The workplace has changed; but most people still don't realize that. Getting a job, and developing a career today, starts with recognising this reality; and the fact that change has neither stopped nor is slowing down.
Where you once competed for work in a local employment market; you are now competing in a global pool of labour. This offers you both advantages and disadvantages.
In most developed countries, long term secure jobs have been in decline; but opportunities to be self employed, running your own business have been steadily increasing for decades.
Some colleges and schools do quote success rates and promise all types of things about the sort of job you might get upon completing a course.
It would be lovely if things were so simple, but in reality, they are not.
Truth is getting a job and having a successful career will depend upon many things, and the course you do is only one of those things.
Next, you need to understand that ALL of the following things are going to have an affect upon your success:
1. Knowledge of Core aspects of your Discipline -specialist knowledge is always valuable, but more is always preferred.
2. Knowledge in Related areas in a broader discipline -people with a broader knowledge base are more often than not particularly attractive to employers because they can be used for other jobs if need be.
Courses that are broader based therefore give you a better attraction for employment.
3. Management and possibly business skills - some people have the qualification, but never go to management level because all they have acquired is the ability to pass exams, which is not always the same as the ability to manage well.
4. Good Contacts/Networking -we develop this, some courses don't.
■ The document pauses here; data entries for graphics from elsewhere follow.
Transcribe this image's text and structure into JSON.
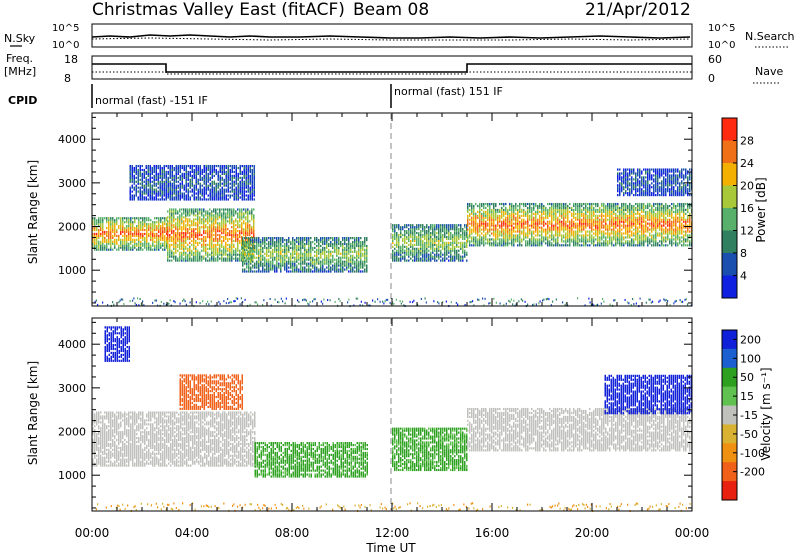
{
  "header": {
    "title": "Christmas Valley East (fitACF)",
    "beam": "Beam 08",
    "date": "21/Apr/2012"
  },
  "status_panels": {
    "nsky": {
      "label": "N.Sky",
      "ticks": [
        "10^5",
        "10^0"
      ]
    },
    "nsearch": {
      "label": "N.Search",
      "ticks": [
        "10^5",
        "10^0"
      ]
    },
    "freq": {
      "label_line1": "Freq.",
      "label_line2": "[MHz]",
      "ticks": [
        "18",
        "8"
      ]
    },
    "nave": {
      "label": "Nave",
      "ticks": [
        "60",
        "0"
      ]
    },
    "cpid": {
      "label": "CPID",
      "modes": [
        {
          "text": "normal (fast) -151 IF",
          "start_hour": 0,
          "end_hour": 12
        },
        {
          "text": "normal (fast) 151 IF",
          "start_hour": 12,
          "end_hour": 24
        }
      ]
    }
  },
  "time_axis": {
    "label": "Time UT",
    "ticks": [
      "00:00",
      "04:00",
      "08:00",
      "12:00",
      "16:00",
      "20:00",
      "00:00"
    ]
  },
  "colors": {
    "power": [
      "#1020e0",
      "#1a4fb0",
      "#2f7f60",
      "#59b06a",
      "#a8c83a",
      "#f4b000",
      "#f07018",
      "#ff2a10"
    ],
    "velocity": [
      "#1020d8",
      "#1b5fd0",
      "#2ea020",
      "#60c050",
      "#c0c0bc",
      "#d8b230",
      "#f09010",
      "#f06018",
      "#e82010"
    ]
  },
  "chart_data": [
    {
      "type": "heatmap",
      "ylabel": "Slant Range [km]",
      "xlabel": "",
      "xlim": [
        0,
        24
      ],
      "ylim": [
        180,
        4600
      ],
      "yticks": [
        "1000",
        "2000",
        "3000",
        "4000"
      ],
      "colorbar": {
        "label": "Power [dB]",
        "ticks": [
          "28",
          "24",
          "20",
          "16",
          "12",
          "8",
          "4"
        ]
      },
      "regions": [
        {
          "t": [
            0.0,
            3.0
          ],
          "r": [
            1450,
            2200
          ],
          "level": "high"
        },
        {
          "t": [
            3.0,
            6.5
          ],
          "r": [
            1200,
            2400
          ],
          "level": "high"
        },
        {
          "t": [
            6.0,
            11.0
          ],
          "r": [
            950,
            1750
          ],
          "level": "medium"
        },
        {
          "t": [
            12.0,
            15.0
          ],
          "r": [
            1200,
            2050
          ],
          "level": "medium"
        },
        {
          "t": [
            15.0,
            24.0
          ],
          "r": [
            1550,
            2500
          ],
          "level": "high"
        },
        {
          "t": [
            1.5,
            6.5
          ],
          "r": [
            2600,
            3400
          ],
          "level": "low"
        },
        {
          "t": [
            21.0,
            24.0
          ],
          "r": [
            2700,
            3300
          ],
          "level": "low"
        }
      ]
    },
    {
      "type": "heatmap",
      "ylabel": "Slant Range [km]",
      "xlabel": "Time UT",
      "xlim": [
        0,
        24
      ],
      "ylim": [
        180,
        4600
      ],
      "yticks": [
        "1000",
        "2000",
        "3000",
        "4000"
      ],
      "colorbar": {
        "label": "Velocity [m s⁻¹]",
        "ticks": [
          "200",
          "100",
          "50",
          "15",
          "-15",
          "-50",
          "-100",
          "-200"
        ]
      },
      "regions": [
        {
          "t": [
            0.0,
            6.5
          ],
          "r": [
            1200,
            2450
          ],
          "velocity": 0
        },
        {
          "t": [
            3.5,
            6.0
          ],
          "r": [
            2500,
            3300
          ],
          "velocity": -120
        },
        {
          "t": [
            6.5,
            11.0
          ],
          "r": [
            950,
            1750
          ],
          "velocity": 40
        },
        {
          "t": [
            12.0,
            15.0
          ],
          "r": [
            1100,
            2050
          ],
          "velocity": 40
        },
        {
          "t": [
            15.0,
            24.0
          ],
          "r": [
            1550,
            2500
          ],
          "velocity": 0
        },
        {
          "t": [
            20.5,
            24.0
          ],
          "r": [
            2400,
            3300
          ],
          "velocity": 190
        },
        {
          "t": [
            0.5,
            1.5
          ],
          "r": [
            3600,
            4400
          ],
          "velocity": 190
        }
      ]
    }
  ]
}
Often it is who you know not what you know.
5. Attitude and clients more often than not will employ people largely because they communicate an attitude more in tune with a particular organisation/business.
6. Ability to think laterally (or outside the box)
7. Uniqueness -Many employers have said to me "why employ someone who has the same skill set as everyone else...I want someone who can bring something different to my business".
There are other things which come into play that are more important in some situations and less in others. One is Licensing, and another is marketing.
Licensing Sometimes a very specific course is needed in order to get a licence to operate (eg. To use a chain saw, to register with a certain government body, to spray poisonous chemicals or do plumbing etc).
Marketing Some things can give you a marketing edge, for example having written a book, being a radio personality talking about gardening, aligning yourself with a local nursery for getting landscape work, or advertising you have a qualification.
The "official" accreditation or "approval" of a qualification is only necessary when the licensing factor comes into play; and unfortunately qualifications designed to satisfy that requirement frequently ignore or go weak on other factors explained above.
We at ACS put our emphasis on everything other than licensing. Anyone can go and do a short course to get licences but the bulk of career success depends on a combination of everything else. People who appreciate what I'm saying here are probably in a better position to succeed than those who do not -long term at least.
We believe training through our school is as good as the best anywhere; but at the end of the day, your success or failure is going to be affected by a lot more than just what you study. We try to help you with other things like networking and developing an appropriate attitude toward the industry, and an ability to think laterally; but some people develop these areas better than others and you will never know unless you try.